2008年11月26日星期三

my reading notes (2)--the influence of Irish monks

The Irish church, generally isolated from the rest of the Church because of the difficulty of travel across the turbulent Irish Sea, developed its own customs. The Irish did not know of the once-of-a-lifetime public penance. The Irish church was organized around the monasteries, and the abbots functioned much like bishops. It is likely that the monastic practice of telling one’s faults to the abbot or to a spiritual director led to the development of a private form of penance. As the Irish monks came to the Continent to Christianize the pagan tribes of northem Europe, they brought their penitential practices with them. In their form of penance, confession and assignment of the penance were handled simply between the priest and the penitent. This form of penance could be received as often as needed, and it did not involve any permanent inferior status.
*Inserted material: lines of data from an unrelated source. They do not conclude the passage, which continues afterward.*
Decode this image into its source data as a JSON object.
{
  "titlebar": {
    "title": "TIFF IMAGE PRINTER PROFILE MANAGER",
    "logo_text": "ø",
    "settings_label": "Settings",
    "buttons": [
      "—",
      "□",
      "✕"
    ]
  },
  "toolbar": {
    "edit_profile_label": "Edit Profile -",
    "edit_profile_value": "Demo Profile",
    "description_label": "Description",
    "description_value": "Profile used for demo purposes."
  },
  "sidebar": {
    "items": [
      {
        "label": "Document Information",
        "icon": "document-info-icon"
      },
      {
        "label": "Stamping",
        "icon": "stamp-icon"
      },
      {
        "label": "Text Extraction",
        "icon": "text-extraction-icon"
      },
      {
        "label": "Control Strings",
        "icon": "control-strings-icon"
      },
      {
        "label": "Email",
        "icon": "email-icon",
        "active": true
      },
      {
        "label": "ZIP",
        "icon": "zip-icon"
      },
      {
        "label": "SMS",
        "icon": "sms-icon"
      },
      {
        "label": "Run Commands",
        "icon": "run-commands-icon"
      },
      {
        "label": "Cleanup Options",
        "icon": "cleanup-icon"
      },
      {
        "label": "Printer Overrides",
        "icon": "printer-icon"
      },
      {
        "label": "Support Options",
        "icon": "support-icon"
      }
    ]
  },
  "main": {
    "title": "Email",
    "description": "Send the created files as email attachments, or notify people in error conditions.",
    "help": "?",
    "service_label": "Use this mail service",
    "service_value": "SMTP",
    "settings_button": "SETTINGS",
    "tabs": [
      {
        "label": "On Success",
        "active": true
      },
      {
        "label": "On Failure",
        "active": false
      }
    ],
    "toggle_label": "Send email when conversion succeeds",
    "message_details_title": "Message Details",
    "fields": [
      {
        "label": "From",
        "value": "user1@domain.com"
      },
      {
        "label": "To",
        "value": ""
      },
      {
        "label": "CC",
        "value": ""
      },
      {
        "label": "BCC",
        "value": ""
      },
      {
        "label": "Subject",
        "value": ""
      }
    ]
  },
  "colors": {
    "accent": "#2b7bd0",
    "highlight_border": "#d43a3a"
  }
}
Scholars suggest that this Irish celebration of the sacrament of penance did not originally have any form of absolution or act of reconciliation. After it became popular on the Continent, however, Church officials added a ritual act of reconciliation or absolution. For several centuries after the introduction of the Irish private penance, the bishops in local synods tried to maintain the discipline of public penance was required for public sins, while private penance was allowed for private sins. That two-track system lasted for a time, but eventually the public discipline was totally abandoned in favor of private penance for all penitents.